Tidak mudah menghapus dan mencuci otak para ex anggota PKI maupun rakyat pada umumnya yang mengalami keberingasan dan kekejian rejim Soeharto. Apalagi rejim Soeharto tidak membangun kesejahteraan rakyat kecuali kesejahteraan keluarga sendiri. Kondisi tersebut menjadi kondisi yang subur bagi lahirnya "gerakan komunis" yang "tanpa bentuk." Gerakan yang tidak mempunyai pucuk pimpinan dan instruksi, namun hidup di sanubari banyak orang. Ketidak-adilan adalah satu-satunya sebab dari hidupnya gagasan-gagasan komunisme di dalam masyarakat.
Perkembangan di jaman reformasi Habibie adalah upaya ex-tapol 1965 untuk perbaikan kondisi sosial-politik-ekonomi yang selama ini dihabisi oleh rejim Soeharto, seperti dilakukan Bakri Ilyas melalui Komnas HAM.

Surat Ex Tapol 1965 Bakri Ilyas Kepada Komnas HAM

Kami bersungguh hati dalam membangun pemahaman agar masyarakat benar-benar mengerti tentang apa itu PKI. Komunisme bukan atheisme, negeri-negeri komunis juga menghargai warga negaranya untuk beragama. Juga komunisme bukan pembunuh seperti dongeng ciptaan Orde Baru bahwa pembunuhan para jenderal pada penghujung September 1965 adalah ulah PKI. Itu kesalahan besar dan tidak masuk akal, mengingat PKI waktu itu belum membentuk barisan para-militer maupun militernya.
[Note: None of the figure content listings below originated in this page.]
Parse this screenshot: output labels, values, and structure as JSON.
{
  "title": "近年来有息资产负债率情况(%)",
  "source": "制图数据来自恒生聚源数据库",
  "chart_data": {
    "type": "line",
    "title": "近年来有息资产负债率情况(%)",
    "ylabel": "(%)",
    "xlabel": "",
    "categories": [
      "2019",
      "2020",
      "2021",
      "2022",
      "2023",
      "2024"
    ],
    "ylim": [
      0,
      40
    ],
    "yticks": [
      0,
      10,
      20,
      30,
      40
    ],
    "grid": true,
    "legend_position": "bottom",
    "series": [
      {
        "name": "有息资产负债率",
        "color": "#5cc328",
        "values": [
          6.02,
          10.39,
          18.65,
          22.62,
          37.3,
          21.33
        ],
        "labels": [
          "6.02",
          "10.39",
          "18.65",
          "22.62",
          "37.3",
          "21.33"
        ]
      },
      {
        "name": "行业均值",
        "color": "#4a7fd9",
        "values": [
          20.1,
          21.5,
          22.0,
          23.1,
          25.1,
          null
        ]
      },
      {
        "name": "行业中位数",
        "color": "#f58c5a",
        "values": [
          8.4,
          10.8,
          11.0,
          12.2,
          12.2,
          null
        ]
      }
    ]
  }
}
Sedangkan pembunuhan itu sendiri dilakukan jelas-jelas dilakukan oleh para kolonel dari Angkatan Darat. "Biro Khusus" PKI, sebagai pihak yang berada di balik pembunuhan 1965, adalah isapan jempol yang didongengkan melalui mulut intel [Sam Kamaruzaman dan Pono] yang disuruh mengakui bahwa biro itu ada.

<Sumber>

Tidak ada komentar:

Posting Komentar

Silahkan Coretannya yang ditunggu untuk kebaikan bersama....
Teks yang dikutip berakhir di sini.